Here’s a trimmed down exerpt of that logging on macOS:
1 2 3 4 5 6 7 8 9 10 11 12 13 14 15 16 dyld: bind: ThirdPartyApp:0x10B93C000 = libdyld.dylib:dyld_stub_binder, *0x10B93C000 = 0x7FFFB1483168 dyld: lazy bind: ThirdPartyApp:0x10B93C010 = libdyld.dylib:_dlopen, *0x10B93C010 = 0x7FFFB14847F7 dyld: forced lazy bind: ThirdPartyApp:0x10B93C080 = libboost_system.dylib:some_function(), *0x10B93C080 = 0x10B972310 dyld: bind: MyPlugin.dylib:0x10B973000 = libc++.1.dylib:std::__1::cout, *0x10B973000 = 0x7FFFBA136660 dyld: bind: MyPlugin.dylib:0x10B973010 = libc++abi.dylib:___gxx_personality_v0, *0x10B973010 = 0x7FFFB0091FC0 dyld: bind: MyPlugin.dylib:0x10B973018 = libdyld.dylib:dyld_stub_binder, *0x10B973018 = 0x7FFFB1483168 dyld: forced lazy bind: MyPlugin.dylib:0x10B973028 = libunwind.dylib:__Unwind_Resume, *0x10B973028 = 0x7FFFB16CEE8E […] dyld: forced lazy bind: MyPlugin.dylib:0x10B973030 = libboost_system.dylib:some_function(), *0x10B973030 = 0x10B972310 […] dyld: forced lazy bind: MyPlugin.dylib:0x10B9730A8 = libc++abi.dylib:std::terminate(), *0x10B9730A8 = 0x7FFFB0091D90 dyld: forced lazy bind: MyPlugin.dylib:0x10B9730B0 = libc++abi.dylib:___cxa_begin_catch, *0x10B9730B0 = 0x7FFFB00917E1 dyld: forced lazy bind: MyPlugin.dylib:0x10B9730B8 = libc++abi.dylib:___cxa_end_catch, *0x10B9730B8 = 0x7FFFB0091855 dyld: forced lazy bind: MyPlugin.dylib:0x10B9730C0 = libsystem_platform.dylib:_memset, *0x10B9730C0 = 0x7FFFB169B34E dyld: forced lazy bind: MyPlugin.dylib:0x10B9730C8 = libsystem_c.dylib:_strlen, *0x10B9730C8 = 0x7FFFB14BDB40 dyld: lazy bind: ThirdPartyApp:0x10B93C018 = libdyld.dylib:_dlsym, *0x10B93C018 = 0x7FFFB1484888
I have isolated one line in the middle of the output which shows what we were looking for. There is a symbol within
MyPlugin.dylib (the macOS equivalent of
MyPlugin.so) being bound to the system-wide boost dynamic library. So that’s our proof that the tools are right. The crashlog is not misleading and rather than searching for a solution blindly while ignoring the best lead, the investigation can get back on track.

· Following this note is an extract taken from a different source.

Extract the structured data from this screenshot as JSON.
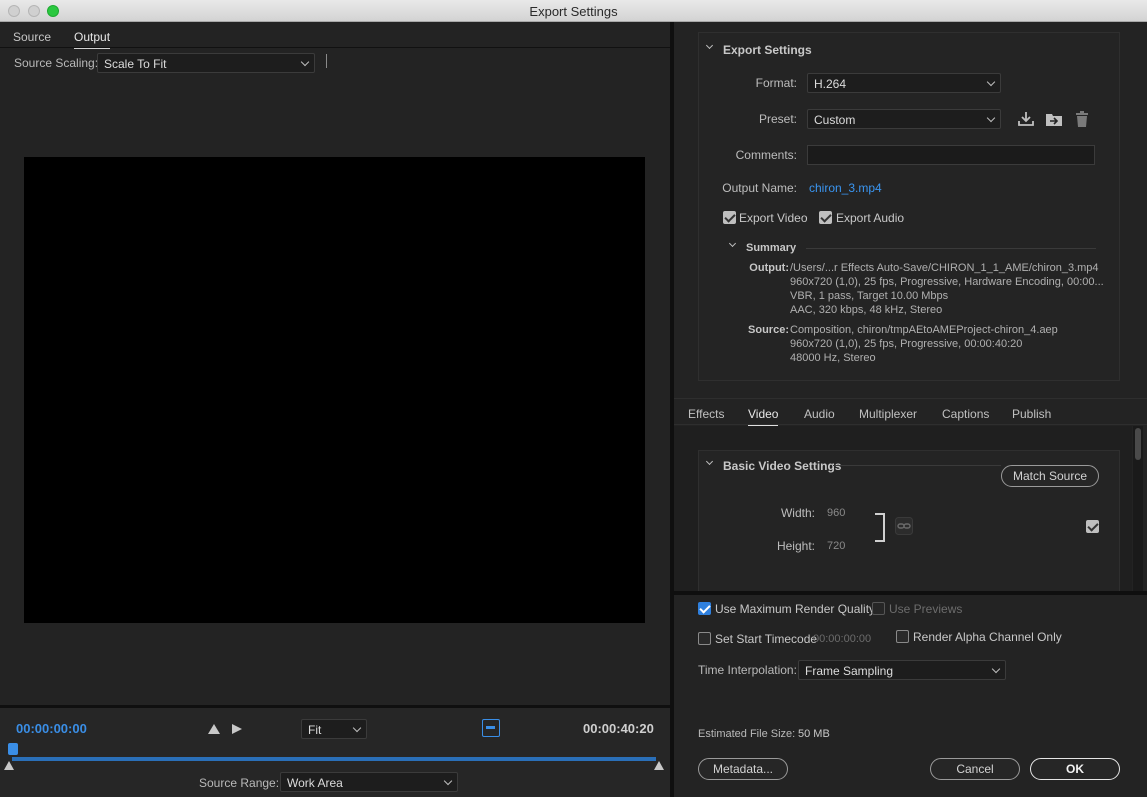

Now, my point with this article is that one should never dismiss some results with mere assumptions. Proofs can go a long way saving precious time. But I understand some of you might still be puzzled about how a function call into a static library could get rebound. You have two options. The first option is to read this great article on the technical details explaining the problem. The second option is to read the following paragraph which summarizes it much more briefly. In both cases, you may want to toy around with the sample program I made that reproduces the issue.
Now if you are still reading, it means you want the spoiler version. Basically, the problem is that
MyPlugin.so didn’t properly hide its internal symbols: everything was global. So even though
Boost::System was statically linked to
MyPlugin.so, the dynamic linker is still allowed to rebind the call to the statically linked
Boost to the other
Boost instance that has been previously linked in by
ThirdPartyApp. Yes, exactly. Maybe you missed it the first time you read the exerpt a few paragraphs back, but there was a indeed a line that was logged showing
ThirdPartyApp linking the same symbol name from
Boost::System as what
MyPlugin.so is going to use. Now this problem is easy to reproduce on Linux system, but there is an important additional detail that concerns the Mac. Mac uses a 2-level namespace system meant to prevent this type of accidental binding from happening. You will find an additional linker flag meant to deactivate this protection in the
CMakeList.txt of my sample program on github.